To begin to implement our program it was important to test at every step. Testing is a crucial component of the programming process as well as an element of SCRUM. To begin our project we set up our SMACH state machine and defined each of the states we were going to need for each dance move. The song lists off several dance moves for the listener to follow along to. Some of these moves include ‘move to the left’ or ‘cha cha real-smooth.’ We decided on creating six different states for our turtle bot to dance along to the music. Using a similar model to Project 2, we wrote code for each of these functions and tested them individually using unit test. After making sure each function worked on its own, we compiled and our state machine and used several pre-written text files to test random combinations of states together.

Given that the Raspberry Pi on the turtlebot is not powerful enough to both run the turtlebot and a speech to text program, we decided to build a Node JS application that runs a speech to text program and emits the text it receives through a websocket server. The turtlebot then connects to this Node JS application as a websocket client, therefore, enabling it to receive the text parsed from the song in near real-time. The Node JS application (websocket server) is hosted on Heroku.
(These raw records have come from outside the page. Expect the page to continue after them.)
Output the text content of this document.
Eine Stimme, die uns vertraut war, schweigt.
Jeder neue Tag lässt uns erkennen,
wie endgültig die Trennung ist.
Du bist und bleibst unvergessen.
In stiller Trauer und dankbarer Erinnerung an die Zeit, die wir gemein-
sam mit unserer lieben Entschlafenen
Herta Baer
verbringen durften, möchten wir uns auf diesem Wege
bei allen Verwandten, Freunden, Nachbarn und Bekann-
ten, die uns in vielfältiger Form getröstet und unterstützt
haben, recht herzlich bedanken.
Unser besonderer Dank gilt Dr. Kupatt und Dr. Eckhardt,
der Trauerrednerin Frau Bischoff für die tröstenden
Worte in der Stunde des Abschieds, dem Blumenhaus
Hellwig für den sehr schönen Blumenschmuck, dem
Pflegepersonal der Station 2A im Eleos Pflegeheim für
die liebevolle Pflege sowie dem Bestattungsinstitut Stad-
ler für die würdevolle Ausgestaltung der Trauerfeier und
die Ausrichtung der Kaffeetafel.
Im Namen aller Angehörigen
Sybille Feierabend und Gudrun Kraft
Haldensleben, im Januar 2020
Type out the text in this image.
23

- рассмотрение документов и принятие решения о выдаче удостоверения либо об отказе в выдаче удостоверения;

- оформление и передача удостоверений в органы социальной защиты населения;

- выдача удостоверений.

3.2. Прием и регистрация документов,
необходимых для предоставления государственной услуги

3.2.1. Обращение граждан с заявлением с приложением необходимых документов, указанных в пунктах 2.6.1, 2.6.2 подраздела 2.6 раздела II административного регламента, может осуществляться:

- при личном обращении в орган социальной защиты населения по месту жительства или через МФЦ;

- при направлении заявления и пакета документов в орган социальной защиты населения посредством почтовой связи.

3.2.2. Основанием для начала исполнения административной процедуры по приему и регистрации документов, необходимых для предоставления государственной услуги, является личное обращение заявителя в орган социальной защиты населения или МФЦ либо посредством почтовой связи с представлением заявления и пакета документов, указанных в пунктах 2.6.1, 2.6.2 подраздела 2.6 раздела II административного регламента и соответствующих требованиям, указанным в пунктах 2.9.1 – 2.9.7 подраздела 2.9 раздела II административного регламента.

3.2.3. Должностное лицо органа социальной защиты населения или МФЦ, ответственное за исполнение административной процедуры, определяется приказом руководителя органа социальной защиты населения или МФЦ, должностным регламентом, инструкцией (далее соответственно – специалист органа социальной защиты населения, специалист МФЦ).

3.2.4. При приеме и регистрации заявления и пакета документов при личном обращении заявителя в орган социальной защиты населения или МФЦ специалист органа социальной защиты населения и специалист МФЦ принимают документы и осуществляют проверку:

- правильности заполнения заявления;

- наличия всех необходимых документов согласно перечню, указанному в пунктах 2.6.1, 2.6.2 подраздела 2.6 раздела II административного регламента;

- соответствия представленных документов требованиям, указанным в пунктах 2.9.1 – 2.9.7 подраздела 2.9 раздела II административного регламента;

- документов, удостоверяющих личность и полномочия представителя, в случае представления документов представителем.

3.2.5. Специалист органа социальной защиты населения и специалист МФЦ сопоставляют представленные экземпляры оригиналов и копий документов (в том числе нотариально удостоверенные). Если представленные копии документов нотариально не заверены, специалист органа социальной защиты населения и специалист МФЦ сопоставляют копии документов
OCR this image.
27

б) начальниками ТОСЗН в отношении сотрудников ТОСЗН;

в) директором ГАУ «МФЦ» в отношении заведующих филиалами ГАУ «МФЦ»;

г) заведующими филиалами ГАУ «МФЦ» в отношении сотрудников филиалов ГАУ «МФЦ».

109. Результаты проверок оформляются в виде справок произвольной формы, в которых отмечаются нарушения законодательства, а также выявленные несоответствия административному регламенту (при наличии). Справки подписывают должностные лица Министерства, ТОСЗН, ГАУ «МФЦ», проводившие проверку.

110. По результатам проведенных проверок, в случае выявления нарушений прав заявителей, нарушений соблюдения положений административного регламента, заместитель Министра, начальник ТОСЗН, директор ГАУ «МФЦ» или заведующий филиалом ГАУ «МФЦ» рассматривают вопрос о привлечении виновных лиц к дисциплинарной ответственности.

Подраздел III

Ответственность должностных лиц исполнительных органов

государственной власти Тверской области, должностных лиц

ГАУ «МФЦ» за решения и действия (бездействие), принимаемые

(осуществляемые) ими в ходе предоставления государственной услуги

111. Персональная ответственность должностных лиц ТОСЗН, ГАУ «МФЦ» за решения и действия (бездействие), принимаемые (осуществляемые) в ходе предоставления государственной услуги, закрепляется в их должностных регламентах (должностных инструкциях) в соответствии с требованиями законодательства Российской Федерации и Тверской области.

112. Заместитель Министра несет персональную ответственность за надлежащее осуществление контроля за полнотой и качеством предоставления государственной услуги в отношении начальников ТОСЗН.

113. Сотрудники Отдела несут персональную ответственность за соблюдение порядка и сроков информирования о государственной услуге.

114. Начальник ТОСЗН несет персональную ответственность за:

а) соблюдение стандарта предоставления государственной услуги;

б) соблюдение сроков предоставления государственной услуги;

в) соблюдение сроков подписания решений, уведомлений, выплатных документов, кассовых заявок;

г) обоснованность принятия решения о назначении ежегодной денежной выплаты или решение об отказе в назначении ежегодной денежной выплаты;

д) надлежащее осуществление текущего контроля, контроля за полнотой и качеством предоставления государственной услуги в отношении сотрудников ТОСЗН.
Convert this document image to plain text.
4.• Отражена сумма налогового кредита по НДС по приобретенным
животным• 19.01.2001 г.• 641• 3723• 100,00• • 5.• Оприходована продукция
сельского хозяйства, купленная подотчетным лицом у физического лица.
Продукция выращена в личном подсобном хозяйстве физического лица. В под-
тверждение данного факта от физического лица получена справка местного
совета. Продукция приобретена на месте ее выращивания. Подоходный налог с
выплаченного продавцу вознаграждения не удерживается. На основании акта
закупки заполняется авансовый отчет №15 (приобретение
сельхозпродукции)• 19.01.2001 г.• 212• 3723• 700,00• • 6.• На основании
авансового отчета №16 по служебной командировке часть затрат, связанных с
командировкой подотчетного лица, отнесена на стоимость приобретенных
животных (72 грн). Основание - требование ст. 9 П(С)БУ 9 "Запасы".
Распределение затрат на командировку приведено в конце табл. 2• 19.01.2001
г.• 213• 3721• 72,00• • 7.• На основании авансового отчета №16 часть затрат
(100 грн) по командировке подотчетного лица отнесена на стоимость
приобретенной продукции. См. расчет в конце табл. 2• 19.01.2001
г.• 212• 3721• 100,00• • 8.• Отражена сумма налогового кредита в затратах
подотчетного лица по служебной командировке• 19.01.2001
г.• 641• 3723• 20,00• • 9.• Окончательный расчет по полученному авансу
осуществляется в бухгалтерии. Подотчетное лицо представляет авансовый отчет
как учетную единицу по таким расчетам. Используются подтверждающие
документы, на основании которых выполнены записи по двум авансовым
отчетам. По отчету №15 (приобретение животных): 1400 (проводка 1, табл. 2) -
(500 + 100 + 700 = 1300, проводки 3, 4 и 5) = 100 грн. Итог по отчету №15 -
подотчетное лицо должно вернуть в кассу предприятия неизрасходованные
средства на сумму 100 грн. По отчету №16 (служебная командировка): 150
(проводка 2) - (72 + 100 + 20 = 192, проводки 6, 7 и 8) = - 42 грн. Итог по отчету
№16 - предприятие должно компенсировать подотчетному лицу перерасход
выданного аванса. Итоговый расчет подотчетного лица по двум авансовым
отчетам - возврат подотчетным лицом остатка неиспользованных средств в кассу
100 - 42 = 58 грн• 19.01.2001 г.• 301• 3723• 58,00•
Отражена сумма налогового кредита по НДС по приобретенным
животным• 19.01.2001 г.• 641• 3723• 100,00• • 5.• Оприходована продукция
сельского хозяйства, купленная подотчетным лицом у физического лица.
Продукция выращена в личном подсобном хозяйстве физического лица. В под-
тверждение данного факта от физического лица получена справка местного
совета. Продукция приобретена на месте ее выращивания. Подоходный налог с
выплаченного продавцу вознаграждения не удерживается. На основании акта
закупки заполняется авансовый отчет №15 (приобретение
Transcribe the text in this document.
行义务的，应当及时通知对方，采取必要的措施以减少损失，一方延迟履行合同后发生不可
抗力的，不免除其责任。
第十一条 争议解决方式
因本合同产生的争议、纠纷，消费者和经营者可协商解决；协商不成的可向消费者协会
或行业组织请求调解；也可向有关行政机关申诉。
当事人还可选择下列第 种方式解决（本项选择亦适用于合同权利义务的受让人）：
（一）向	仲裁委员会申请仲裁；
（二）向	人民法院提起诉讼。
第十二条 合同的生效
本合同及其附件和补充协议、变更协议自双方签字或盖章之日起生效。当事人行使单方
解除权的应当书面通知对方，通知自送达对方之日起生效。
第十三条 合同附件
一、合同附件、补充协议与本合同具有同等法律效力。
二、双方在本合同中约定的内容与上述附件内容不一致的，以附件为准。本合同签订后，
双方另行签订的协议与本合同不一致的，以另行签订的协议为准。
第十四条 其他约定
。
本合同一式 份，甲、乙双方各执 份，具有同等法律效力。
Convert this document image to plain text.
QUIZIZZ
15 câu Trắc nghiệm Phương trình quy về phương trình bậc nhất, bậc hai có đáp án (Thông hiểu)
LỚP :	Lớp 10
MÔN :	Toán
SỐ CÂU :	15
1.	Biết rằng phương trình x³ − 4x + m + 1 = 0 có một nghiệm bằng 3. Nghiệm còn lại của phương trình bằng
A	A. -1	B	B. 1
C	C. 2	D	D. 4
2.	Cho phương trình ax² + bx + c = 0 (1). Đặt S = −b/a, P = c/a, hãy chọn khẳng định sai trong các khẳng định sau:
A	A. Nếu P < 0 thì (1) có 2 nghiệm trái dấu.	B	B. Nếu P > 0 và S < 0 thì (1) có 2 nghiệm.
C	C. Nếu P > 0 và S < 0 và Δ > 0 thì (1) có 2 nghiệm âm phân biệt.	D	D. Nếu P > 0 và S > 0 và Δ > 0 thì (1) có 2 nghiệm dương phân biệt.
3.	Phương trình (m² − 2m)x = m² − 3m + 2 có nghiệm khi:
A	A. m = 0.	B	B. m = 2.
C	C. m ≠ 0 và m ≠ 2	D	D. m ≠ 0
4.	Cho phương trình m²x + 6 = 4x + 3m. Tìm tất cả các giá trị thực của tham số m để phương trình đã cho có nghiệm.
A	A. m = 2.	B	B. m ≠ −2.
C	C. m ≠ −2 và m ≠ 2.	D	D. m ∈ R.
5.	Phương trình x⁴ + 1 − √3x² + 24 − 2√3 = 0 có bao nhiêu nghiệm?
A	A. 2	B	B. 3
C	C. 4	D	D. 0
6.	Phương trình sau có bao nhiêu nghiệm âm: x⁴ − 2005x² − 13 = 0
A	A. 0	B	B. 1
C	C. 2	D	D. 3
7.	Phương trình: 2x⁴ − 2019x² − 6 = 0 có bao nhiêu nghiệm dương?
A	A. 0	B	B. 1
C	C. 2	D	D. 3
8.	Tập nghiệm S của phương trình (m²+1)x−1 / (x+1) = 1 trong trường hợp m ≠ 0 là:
We also created tests for each of the lyrics that correlate to the dance moves to see if they are reading in correctly. Due to varience within the STT software we had to make sure there were a couple acceptable sentences for each move. At times this led us to have to accept some sentences that weren’t exactly correct, but what were always picked up by the STT software. For example, instead of hearing “to the left” the software often heard “to the lamp”, so we included this sentence within the unit tests and accepted phrases for the ‘left’ command.

Results and Demonstration

Below are videos of our turtlebot demonstrating a few different combinations of dance moves.

Turtlebot doing the Cha Cha Slide (using isolated vocals)

Cha Cha Dance Demo

Turtlebot doing dance to each isolated command

Cha Cha Commands Demo

Errata and Improvements

Due to the speed of the song the turtlebot only picks up the first one when they are in succession. For example, one line of the song is ‘clap, clap, clap your hands’ and the turtlebot will only do the clap move once. There is also a bit of a lag since it is processing each word it takes in looking for a key word and then has to process that before checking for the next one. This is probably due to the fact that the Raspberry Pi and turtlebot aren’t very powerful and just don’t perform or process at a speed that is efficient enough to work that fast. Additionally, the song quality isn’t the best and the echo in each line could cause some issues with the speech to text. We could improve this project by including more dance moves to make the dance more fluid.